墨星听得云里雾里,但早夭、煞气、征战不断、血流漂橹这些词她却听懂了,顿时柳眉倒竖,手按剑柄,娇叱道:“老家伙,胡言乱语什么?再敢咒我玄哥哥,我一剑把你拍出去。”
老者这才将目光转向墨星,一看之下,又是咦了一声:“你这女娃命格倒是刚直纯粹,天生神力,有将星之耀,却又与这公子气运紧密纠缠,互为表里,奇哉你们二人,真是绝配。”
他似感慨,又似不解,最后摇摇头,对张玄道:“公子,老道多言了。只是见猎心喜,忍不住絮叨几句。
你之命数,已成谜局,非老道所能尽窥。前路虽多艰险,杀伐难免,却也是你运道勃发之机。好自为之吧。”

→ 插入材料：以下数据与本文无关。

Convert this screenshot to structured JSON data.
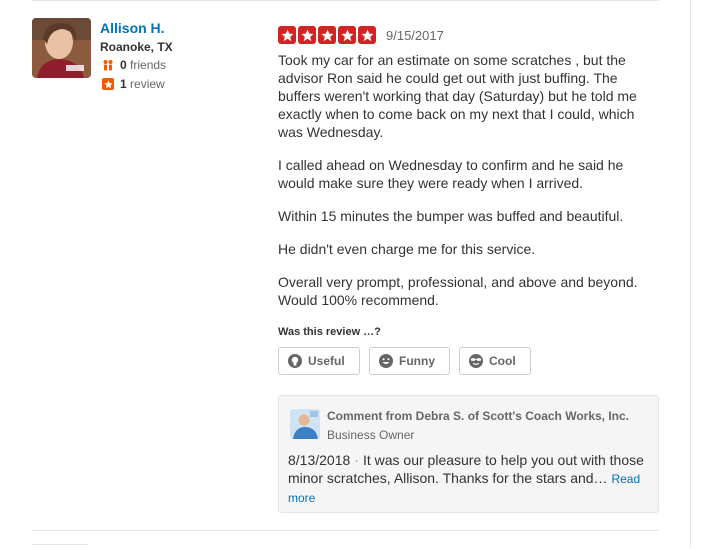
{
  "user": {
    "name": "Allison H.",
    "location": "Roanoke, TX",
    "friends_count": "0",
    "friends_label": "friends",
    "reviews_count": "1",
    "reviews_label": "review"
  },
  "review": {
    "rating": 5,
    "date": "9/15/2017",
    "paragraphs": [
      "Took my car for an estimate on some scratches , but the advisor Ron said he could get out with just buffing. The buffers weren't working that day (Saturday) but he told me exactly when to come back on my next that I could, which was Wednesday.",
      "I called ahead on Wednesday to confirm and he said he would make sure they were ready when I arrived.",
      "Within 15 minutes the bumper was buffed and beautiful.",
      "He didn't even charge me for this service.",
      "Overall very prompt, professional, and above and beyond. Would 100% recommend."
    ]
  },
  "votes": {
    "question": "Was this review …?",
    "useful": "Useful",
    "funny": "Funny",
    "cool": "Cool"
  },
  "comment": {
    "from": "Comment from Debra S. of Scott's Coach Works, Inc.",
    "role": "Business Owner",
    "date": "8/13/2018",
    "separator": "·",
    "text": "It was our pleasure to help you out with those minor scratches, Allison. Thanks for the stars and…",
    "read_more": "Read more"
  },
  "colors": {
    "star": "#d32323",
    "link": "#0073bb",
    "review_icon": "#f15c00",
    "friends_icon": "#f15c00"
  }
}
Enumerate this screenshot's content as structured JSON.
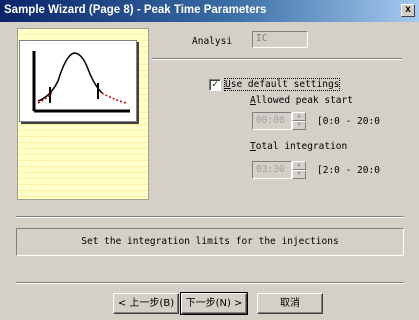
{
  "window": {
    "title": "Sample Wizard (Page 8) - Peak Time Parameters",
    "close_label": "x"
  },
  "analysis": {
    "label": "Analysi",
    "value": "IC"
  },
  "default_settings": {
    "checked": true,
    "check_mark": "✓",
    "label_prefix": "U",
    "label_rest": "se default settings"
  },
  "peak_start": {
    "label_prefix": "A",
    "label_rest": "llowed peak start",
    "value": "00:00",
    "range": "[0:0 - 20:0"
  },
  "total_integration": {
    "label_prefix": "T",
    "label_rest": "otal integration",
    "value": "03:30",
    "range": "[2:0 - 20:0"
  },
  "status": {
    "message": "Set the integration limits for the injections"
  },
  "buttons": {
    "back": "< 上一步(B)",
    "next": "下一步(N) >",
    "cancel": "取消"
  },
  "colors": {
    "title_start": "#0a246a",
    "title_end": "#a6caf0",
    "panel_bg": "#ffffc8",
    "curve_dashed": "#cc0000"
  }
}
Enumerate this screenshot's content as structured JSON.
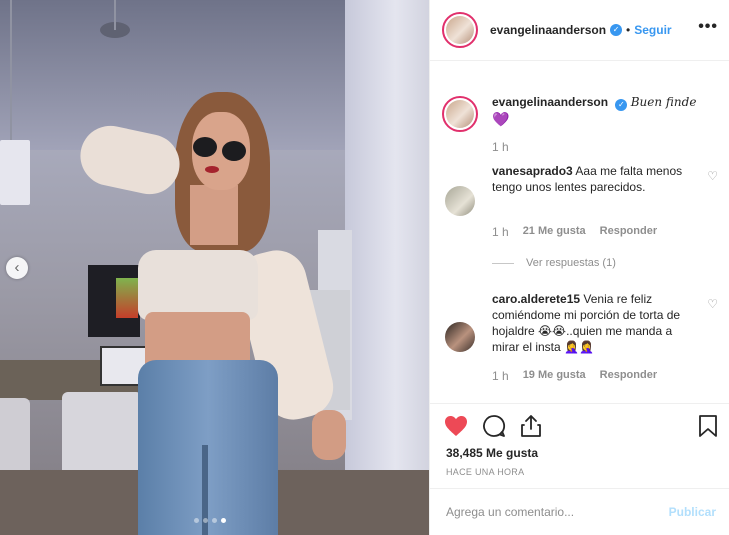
{
  "header": {
    "username": "evangelinaanderson",
    "separator": "•",
    "follow_label": "Seguir",
    "more_label": "•••"
  },
  "caption": {
    "username": "evangelinaanderson",
    "text": "Buen finde",
    "emoji": "💜",
    "time": "1 h"
  },
  "comments": [
    {
      "username": "vanesaprado3",
      "text": "Aaa me falta menos tengo unos lentes parecidos.",
      "time": "1 h",
      "likes": "21 Me gusta",
      "reply": "Responder"
    },
    {
      "username": "caro.alderete15",
      "text": "Venia re feliz comiéndome mi porción de torta de hojaldre 😭😭..quien me manda a mirar el insta 🤦‍♀️🤦‍♀️",
      "time": "1 h",
      "likes": "19 Me gusta",
      "reply": "Responder"
    }
  ],
  "view_replies": "Ver respuestas (1)",
  "likes_count": "38,485 Me gusta",
  "posted_time": "HACE UNA HORA",
  "add_comment": {
    "placeholder": "Agrega un comentario...",
    "publish": "Publicar"
  },
  "carousel": {
    "prev_label": "‹",
    "total": 4,
    "active": 4
  },
  "colors": {
    "accent": "#3897f0",
    "like_red": "#ed4956",
    "muted": "#8e8e8e",
    "publish_disabled": "#b2dffc"
  },
  "icons": [
    "heart-icon",
    "comment-icon",
    "share-icon",
    "bookmark-icon",
    "verified-icon",
    "more-icon",
    "chevron-left-icon",
    "like-small-icon"
  ]
}
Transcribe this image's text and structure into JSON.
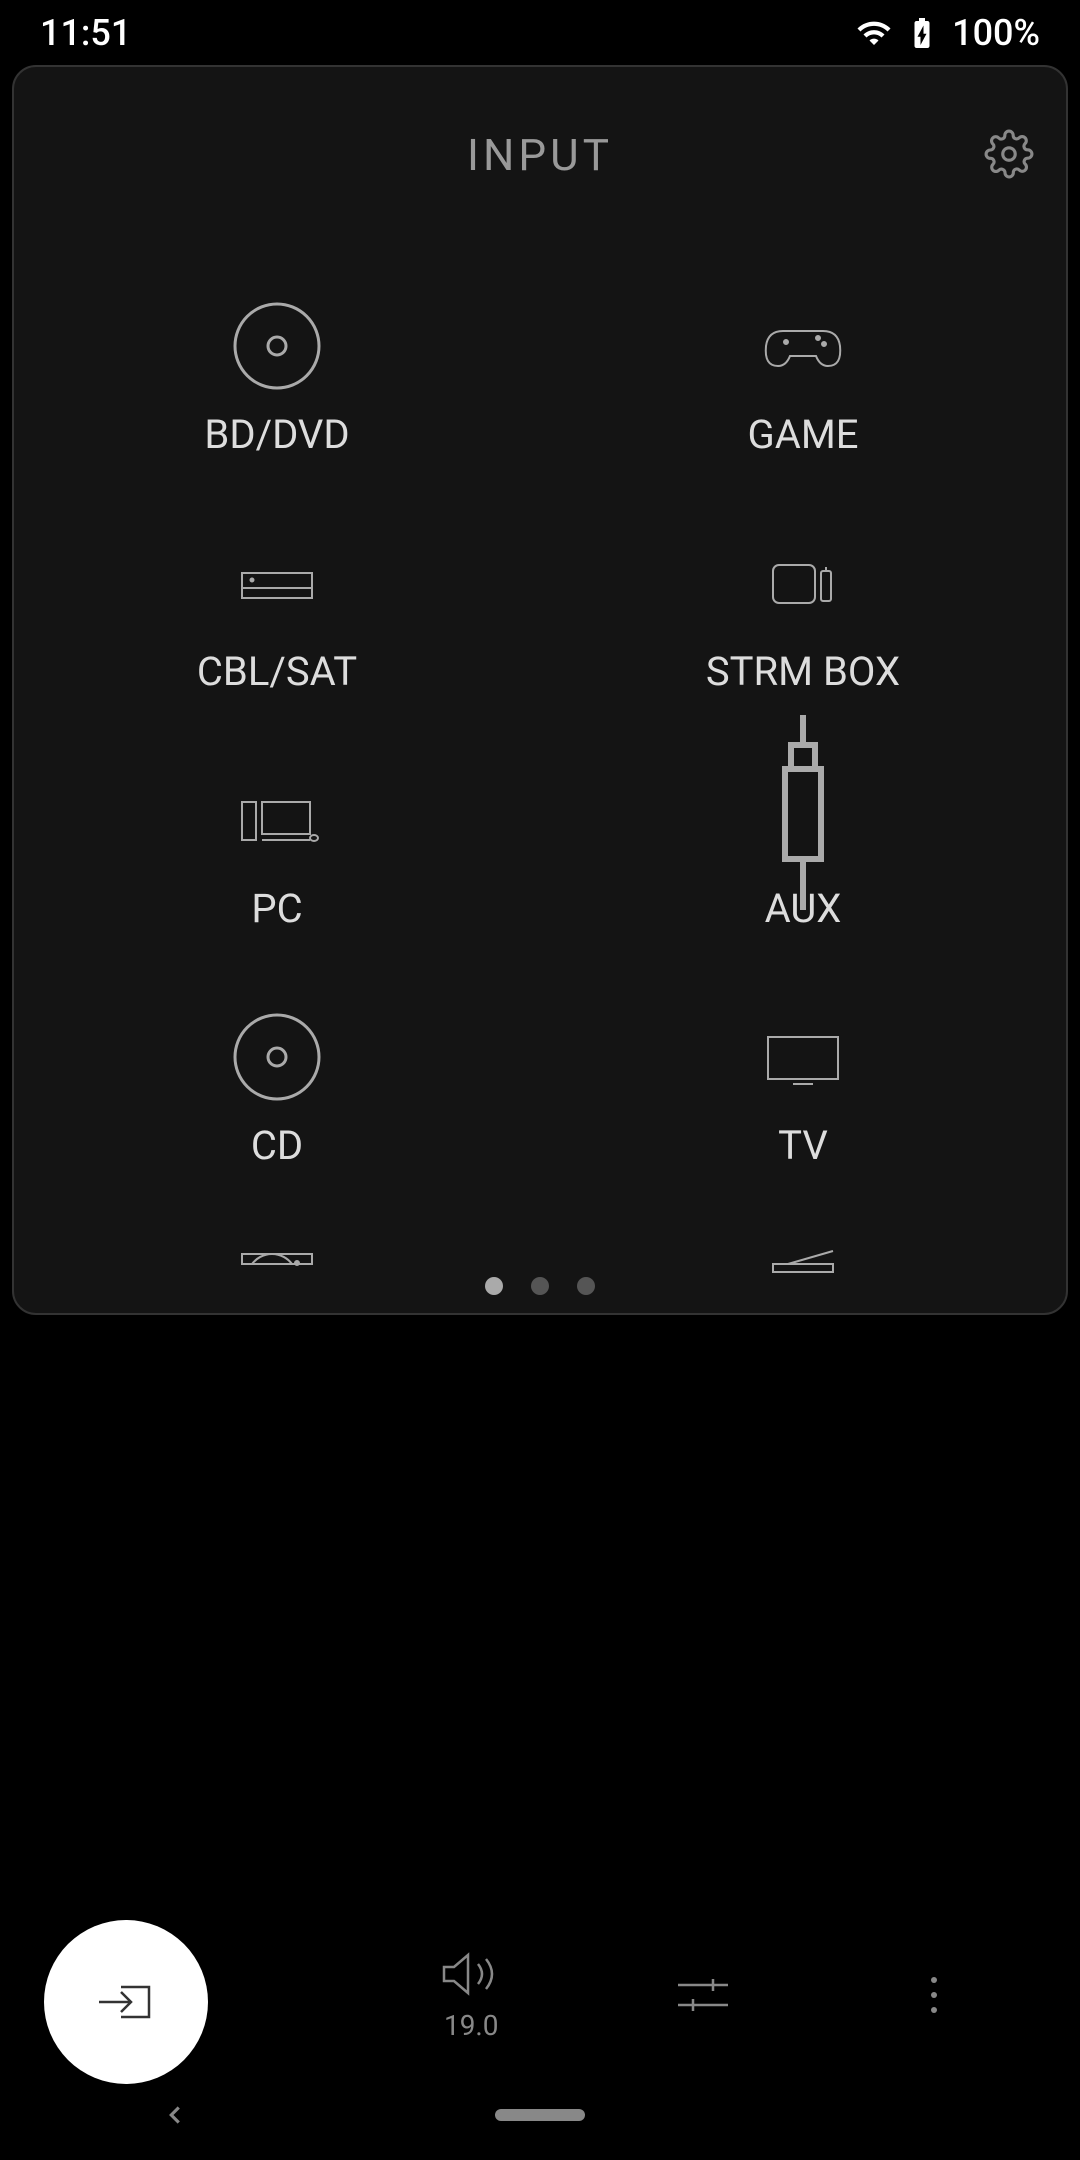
{
  "status": {
    "time": "11:51",
    "battery": "100%"
  },
  "panel": {
    "title": "INPUT"
  },
  "inputs": [
    {
      "label": "BD/DVD",
      "icon": "disc"
    },
    {
      "label": "GAME",
      "icon": "gamepad"
    },
    {
      "label": "CBL/SAT",
      "icon": "cable-box"
    },
    {
      "label": "STRM BOX",
      "icon": "stream-box"
    },
    {
      "label": "PC",
      "icon": "pc"
    },
    {
      "label": "AUX",
      "icon": "aux-jack"
    },
    {
      "label": "CD",
      "icon": "disc"
    },
    {
      "label": "TV",
      "icon": "tv"
    }
  ],
  "page_indicator": {
    "active": 0,
    "total": 3
  },
  "bottom_bar": {
    "volume": "19.0"
  }
}
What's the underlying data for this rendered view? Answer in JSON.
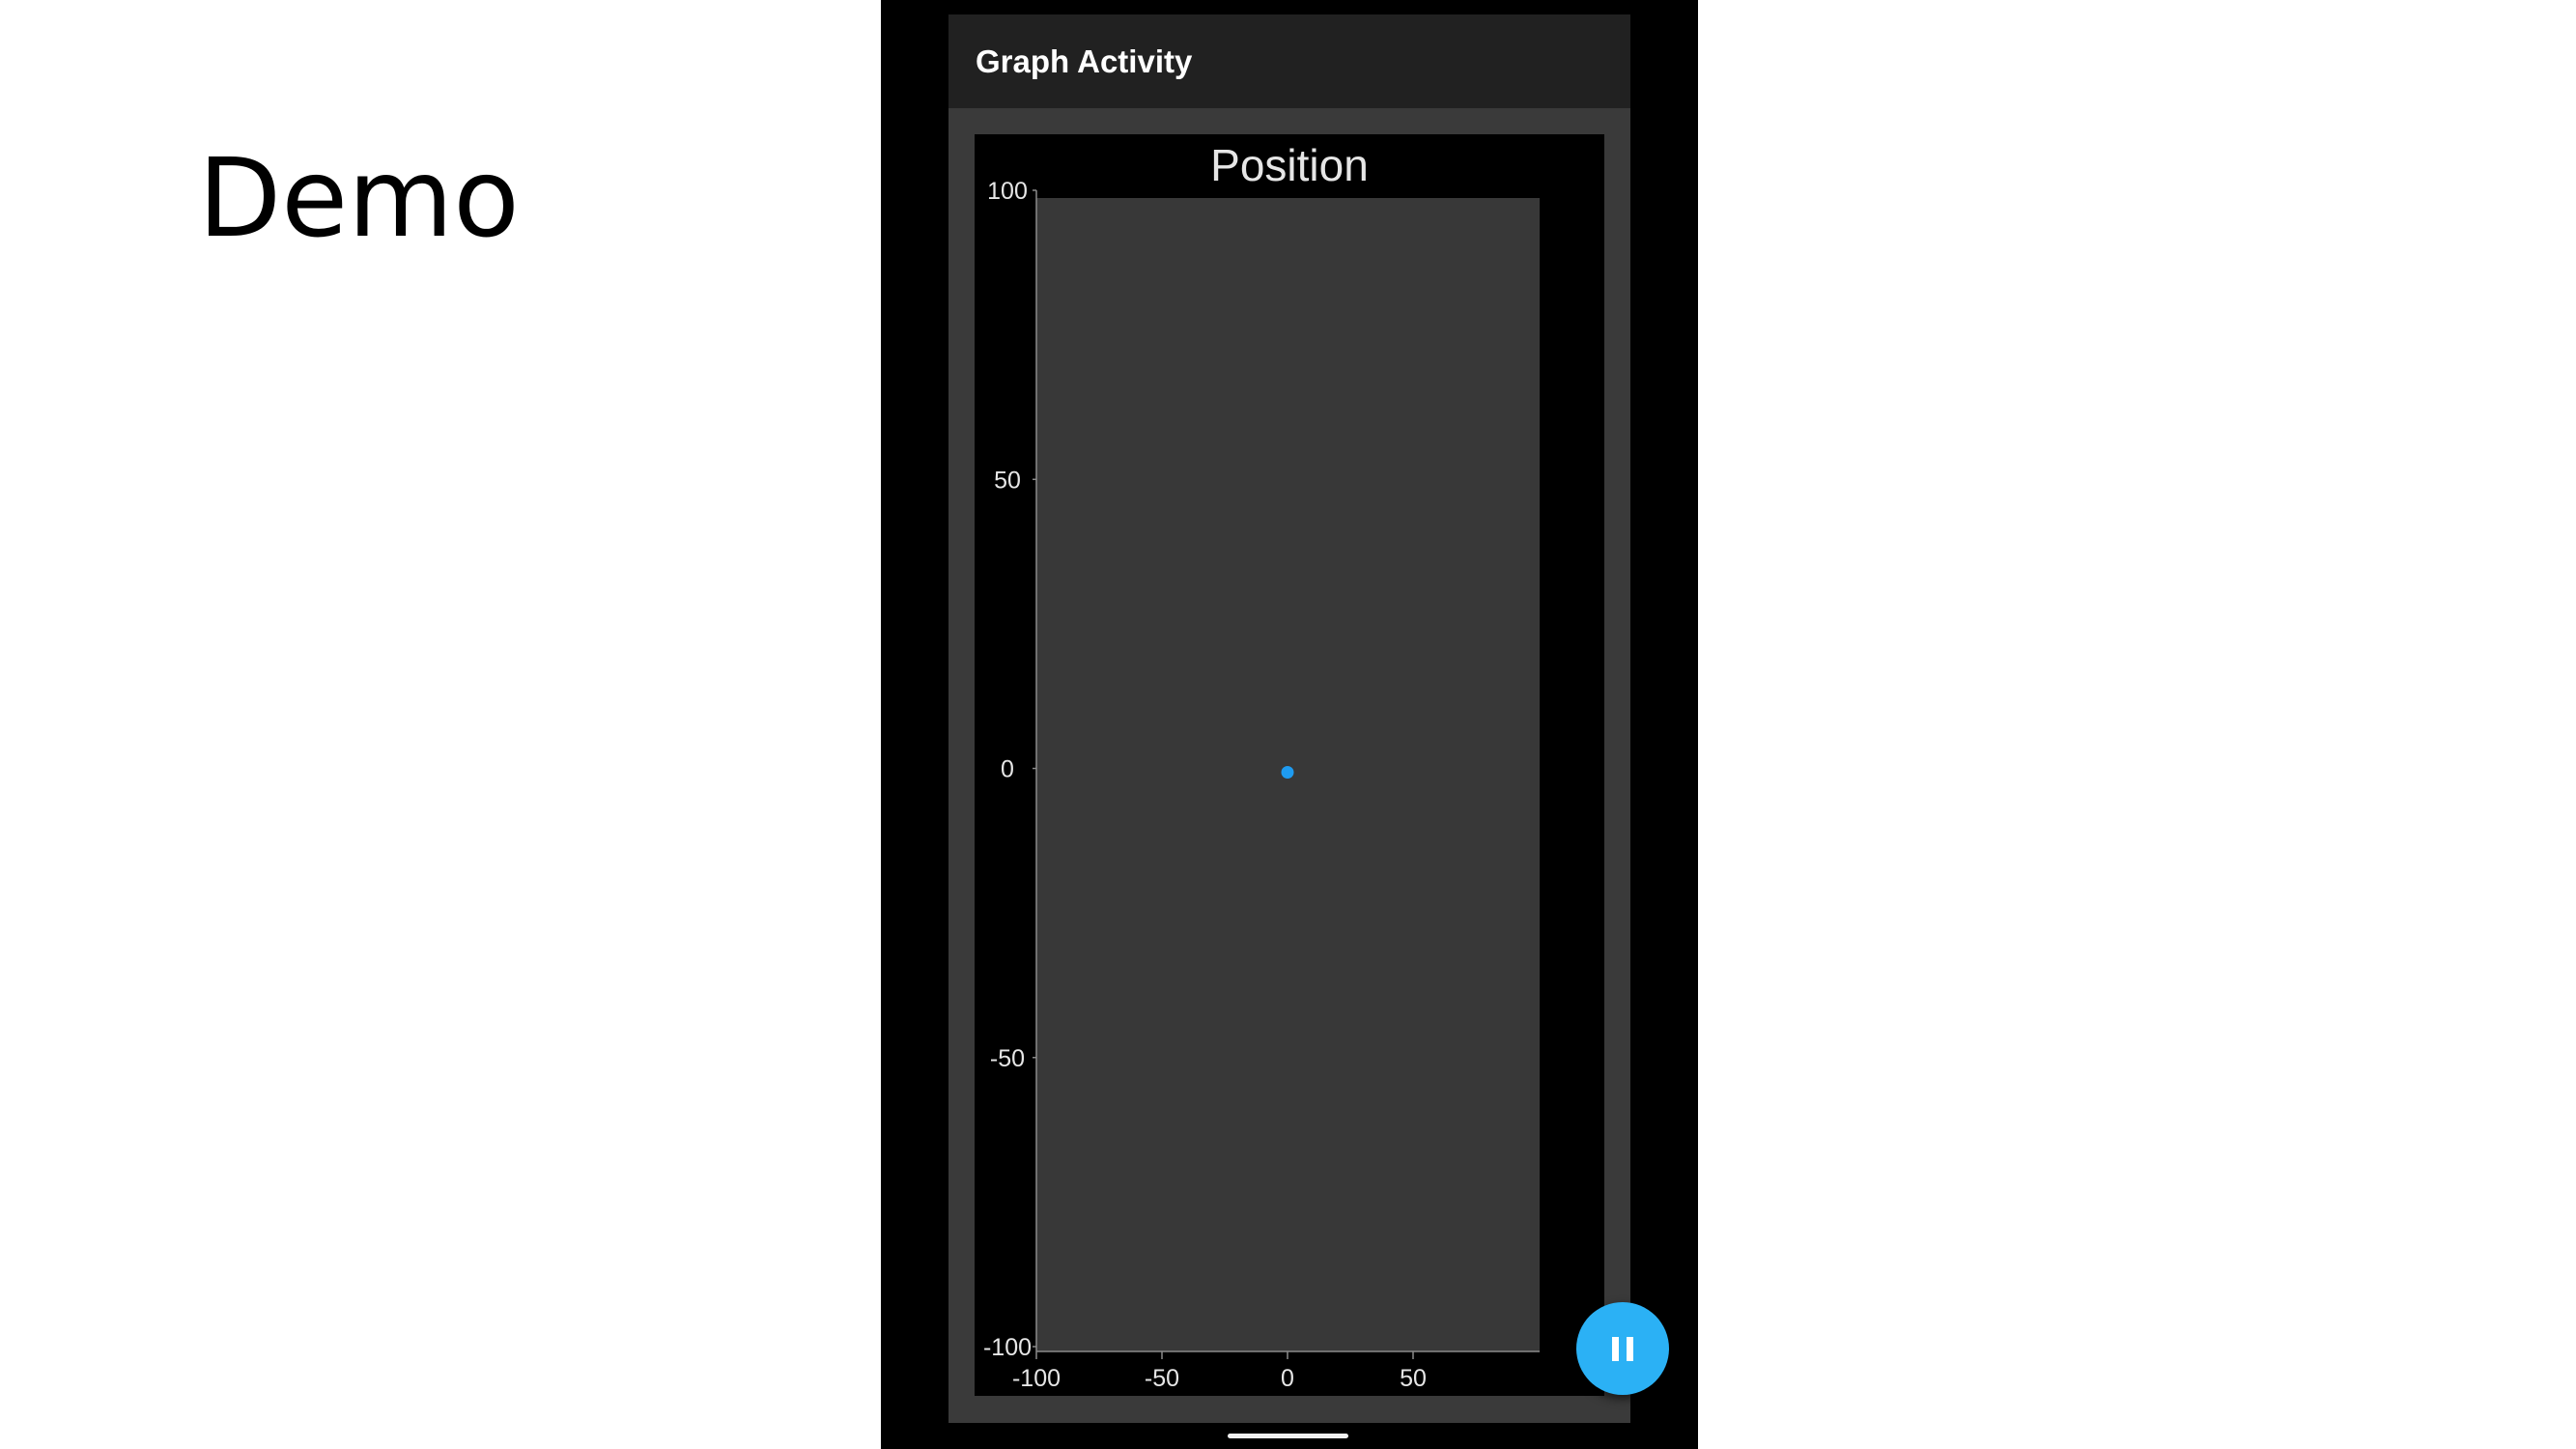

说完,他竟不再多言,从袖中摸出几枚铜钱放在桌上,起身便走。
那灰扑扑的道袍在人群中晃了几晃,竟如同水滴入海,瞬间不见了踪影,连张玄想追上去多问几句都来不及。
张玄僵坐在椅子上,心中翻江倒海。
穿越以来,他凭借超越时代的见识和自身的努力,一步步走到今天,虽知这个世界有武功、有江湖、有各种奇人异士,但内心深处,多少仍带着现代人的理性,对玄学命理之事半信半疑。
可今日这神秘老者寥寥数语,却精准地道破了他最大的秘密,更点出了他征战杀伐与自身命运的某种诡异联系,这由不得他不信,
这个世界,真的有远超他想象的高人,而且其手段,似乎触及了命运、气运这等玄之又玄的层面。
“玄哥哥,你怎么了?那老家伙肯定是江湖骗子,胡说八道的,你别信他。”墨星见张玄神色不对,急忙握住他的手,入手一片冰凉。